Ayer descubrí a un murguero triste. Subía solitariamente por la calle, ya de madrugada, y parecía arrastrar hasta la nariz de payaso por el suelo humedecido por una ligerísima lluvia. Una auténtica novedad, porque los murgueros no suelen mostrarse tristes, sino cabreados.  Ya no recuerdo la última vez que ví a alguno de ellos reírse en el escenario. Los murgueros, desde hace varios lustros, están permanentemente emputados, porque han asumido un papel que nadie jamás les pidió: ser la voz del pueblo.
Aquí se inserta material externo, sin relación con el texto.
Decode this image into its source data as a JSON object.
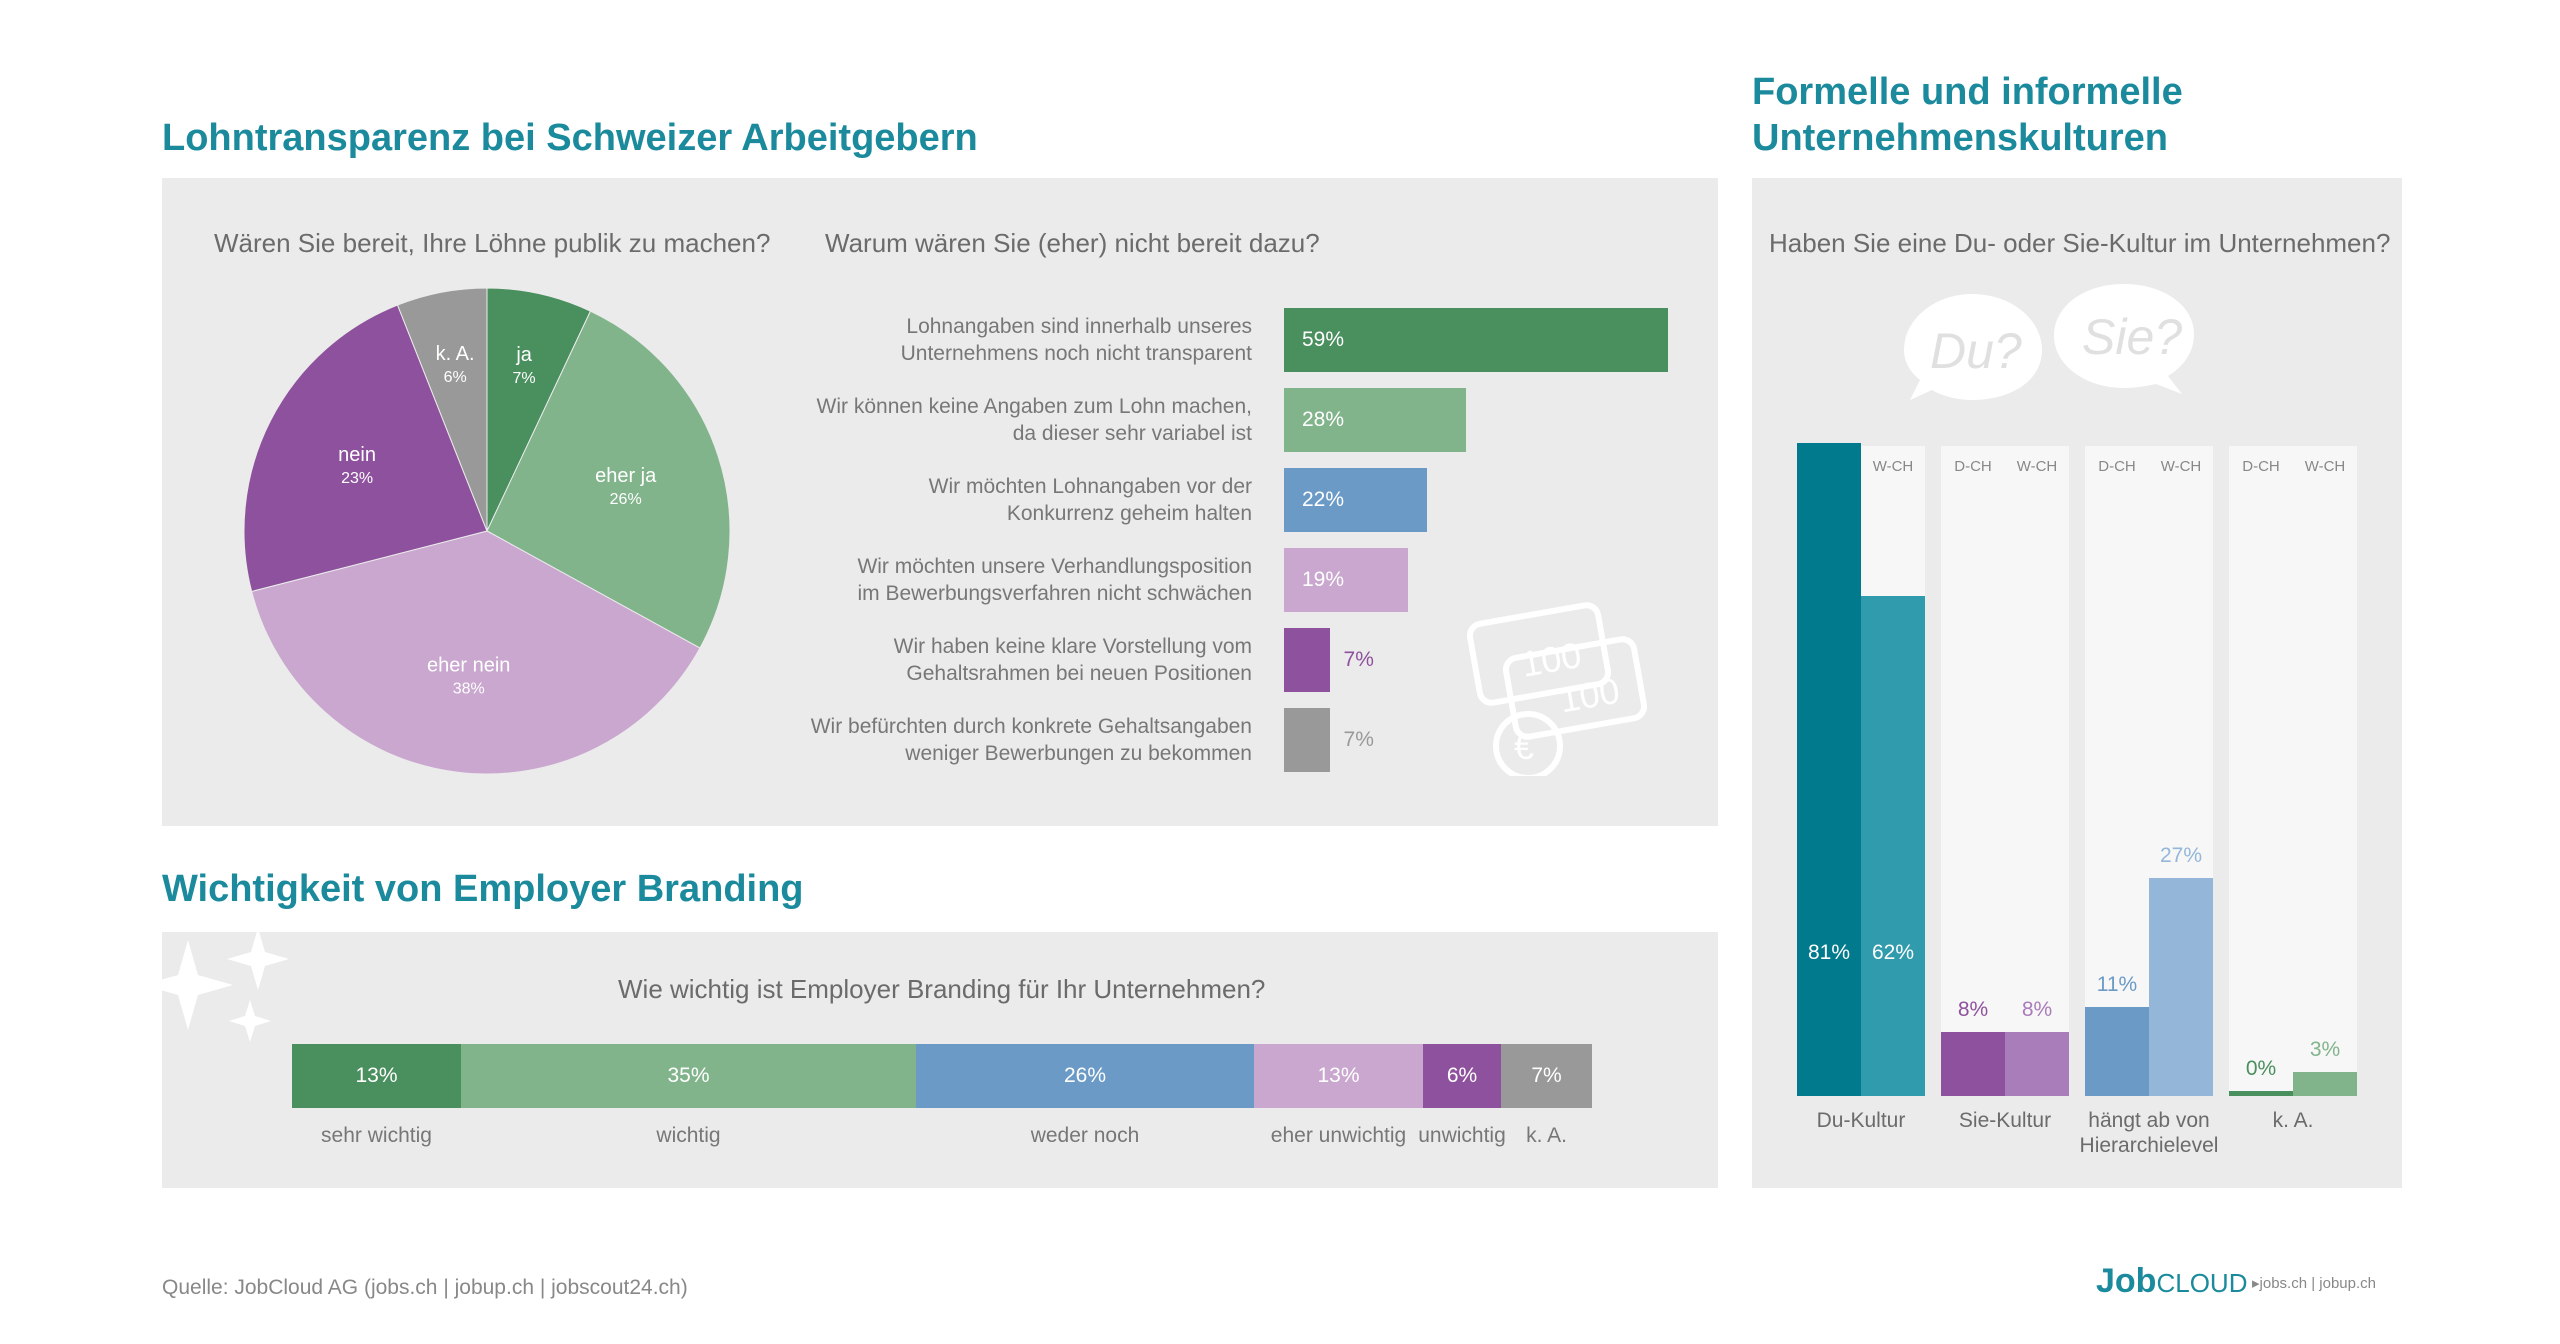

Una tremebunda responsabilidad que no puede asumirse ni ejercerse, obviamente, con una sonrisa en los labios. Desde que se produjo este acontecimiento, es decir, la transformación de las murgas en un hibrido pintarrajeado entre el Orfeón Donostiarra y Maximilien  Robespierre, los murgueros ya no se ríen, sino se encrespan; ya no vacilan, sino denuncian; ya no son agentes libres que terminaban –como todos nosotros –borrachos al amanecer, sino que forman parte normalizada, asimilada, deglutida del carnaval institucional, regado con cientos de miles de euros y cubierto por una maraña selvática de ordenanzas, normas y reglamentos
El murguero triste, acaso melancólico, venía, con toda seguridad, del concurso de murgas. Hasta en su lento y cansino andar se le notaba hondamente decepcionado. Su murga no había ganado y no cabe dudar que se lo merecía. La voz del pueblo, como el pueblo en general, resulta muy sensible al halago, y los premios son, básicamente, distinciones halagadoras. Mientras las murgas se transformaban en agentes reconocidos, premiados y subvencionados de la sociedad civil, los partidos políticos han hecho el camino inverso, murguerizándose hasta extremos, precisamente, payasescos. No hay murgas más cabalmente murgueras que los actuales partidos políticos. Todos son la voz del pueblo. Todos denuncian lo que se ha hecho vergonzosamente mal. Todos disfrutan de una democracia interna tremendamente murguera. Todos desafinan bajo la batuta del payaso jefe y cuando llega la hora del concurso, es decir, de las elecciones, todos han ganado en buena lid, y si refunfuñan es para advertir que las bases del concurso se reducen a un conjunto de trampas para que siempre venzan los mismos y no se pueda escuchar (en efecto) la voz del pueblo.
Me gustaría haber podido explicárselo al murguero triste, solitario y final del otro día. Haberle dicho, con lágrimas en los ojos: “Han estado muy bien. El próximo año estarán en la final y puede que saquen un diputado”. O algo así.